Très lié avec Du Soleil pour les Gueux dont il reprend les personnages et développe le monde fictif, Voici Venu le temps est donc peuplé de différentes sortes de guerriers, de bergers d'ounayes (animaux mangeurs vivant du sang de leurs maîtres) et autres "professions" venus d'univers ludiques ou simplement de ce léger décalage du regard qui fait tout le sel de la vision de Guiraudie.
Il y ajoute aussi ouvertement les rapports homosexuels, absents de Du Soleil pour les Gueux, mais à sa manière, c'est-à-dire sans esprit de corps (si l'on peut dire) et encore moins de revendication - ce dont on le remerciera. Même si j'aurais trouvé préférable que notre héros-guerrier hésitât entre deux femmes pour la portée de l'histoire et sa "chevalerie" décalée, on accordera aux hésitations de coeur de Fougou (...) quelque chose de vital et traduit en mouvement d'allers-retour chers à son auteur dans les paysages du Sud-Ouest de la France (ou peut-être même Sud-Est).
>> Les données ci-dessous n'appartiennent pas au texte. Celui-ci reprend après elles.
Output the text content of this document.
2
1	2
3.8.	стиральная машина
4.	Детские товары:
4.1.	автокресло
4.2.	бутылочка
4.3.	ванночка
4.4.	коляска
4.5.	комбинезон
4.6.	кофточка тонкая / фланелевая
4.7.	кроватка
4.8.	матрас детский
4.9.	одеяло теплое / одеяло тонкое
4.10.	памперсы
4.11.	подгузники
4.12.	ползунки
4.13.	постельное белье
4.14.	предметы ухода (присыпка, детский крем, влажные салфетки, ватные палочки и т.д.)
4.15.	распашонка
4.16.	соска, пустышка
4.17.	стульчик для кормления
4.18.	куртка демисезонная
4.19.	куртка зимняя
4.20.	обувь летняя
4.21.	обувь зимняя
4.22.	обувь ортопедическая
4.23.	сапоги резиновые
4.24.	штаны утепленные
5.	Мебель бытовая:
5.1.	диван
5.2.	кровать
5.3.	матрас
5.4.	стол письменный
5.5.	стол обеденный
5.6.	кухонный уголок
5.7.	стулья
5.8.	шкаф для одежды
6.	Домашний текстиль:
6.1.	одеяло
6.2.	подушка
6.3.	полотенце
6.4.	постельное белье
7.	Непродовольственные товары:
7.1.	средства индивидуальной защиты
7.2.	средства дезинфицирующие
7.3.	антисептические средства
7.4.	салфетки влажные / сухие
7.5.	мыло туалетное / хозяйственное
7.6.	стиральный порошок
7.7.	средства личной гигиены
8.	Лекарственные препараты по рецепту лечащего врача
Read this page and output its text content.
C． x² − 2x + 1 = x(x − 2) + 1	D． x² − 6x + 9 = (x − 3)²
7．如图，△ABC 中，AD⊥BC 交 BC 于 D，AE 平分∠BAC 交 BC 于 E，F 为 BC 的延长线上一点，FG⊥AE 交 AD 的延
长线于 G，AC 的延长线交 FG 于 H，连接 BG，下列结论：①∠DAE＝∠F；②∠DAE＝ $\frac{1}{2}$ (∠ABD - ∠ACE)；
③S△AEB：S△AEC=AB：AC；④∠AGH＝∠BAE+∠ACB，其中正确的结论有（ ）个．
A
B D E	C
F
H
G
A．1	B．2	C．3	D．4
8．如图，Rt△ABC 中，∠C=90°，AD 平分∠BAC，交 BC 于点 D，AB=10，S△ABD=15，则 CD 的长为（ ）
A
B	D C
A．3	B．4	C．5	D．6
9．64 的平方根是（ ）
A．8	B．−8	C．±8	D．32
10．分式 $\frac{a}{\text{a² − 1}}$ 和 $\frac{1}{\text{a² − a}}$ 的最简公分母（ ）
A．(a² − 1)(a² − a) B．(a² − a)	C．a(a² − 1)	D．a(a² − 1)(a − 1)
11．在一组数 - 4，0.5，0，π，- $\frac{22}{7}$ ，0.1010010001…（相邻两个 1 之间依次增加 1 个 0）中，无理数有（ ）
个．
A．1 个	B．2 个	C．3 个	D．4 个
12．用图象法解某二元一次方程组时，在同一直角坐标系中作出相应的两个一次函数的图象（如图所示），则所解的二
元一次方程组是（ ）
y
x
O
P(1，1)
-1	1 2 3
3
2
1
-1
Sans en avoir la prétention déclarée et lourde, c'est bien d'un western de type rocambolesque dont il s'agit là. D'un monde avec d'autres lois, d'autres organisations qui est soudain pris d'un mal terrible: vouloir changer les choses. Un monde très lointain et très proche à la fois qui est comme une paire de lunettes posé sur le nôtre, de ces lunettes qui font apparaître en déshabillant et décillant.
Moins réjouissant peut-être que Du Soleil pour les Gueux, l'histoire est cependant suffisammant rocambolesque et les dialogues toujours aussi savoureusement à distance, comme écrits à vol d'oiseau, mais un oiseau qui se pose souvent à terre pour prendre un verre et rire un bon coup, sans lourdeur.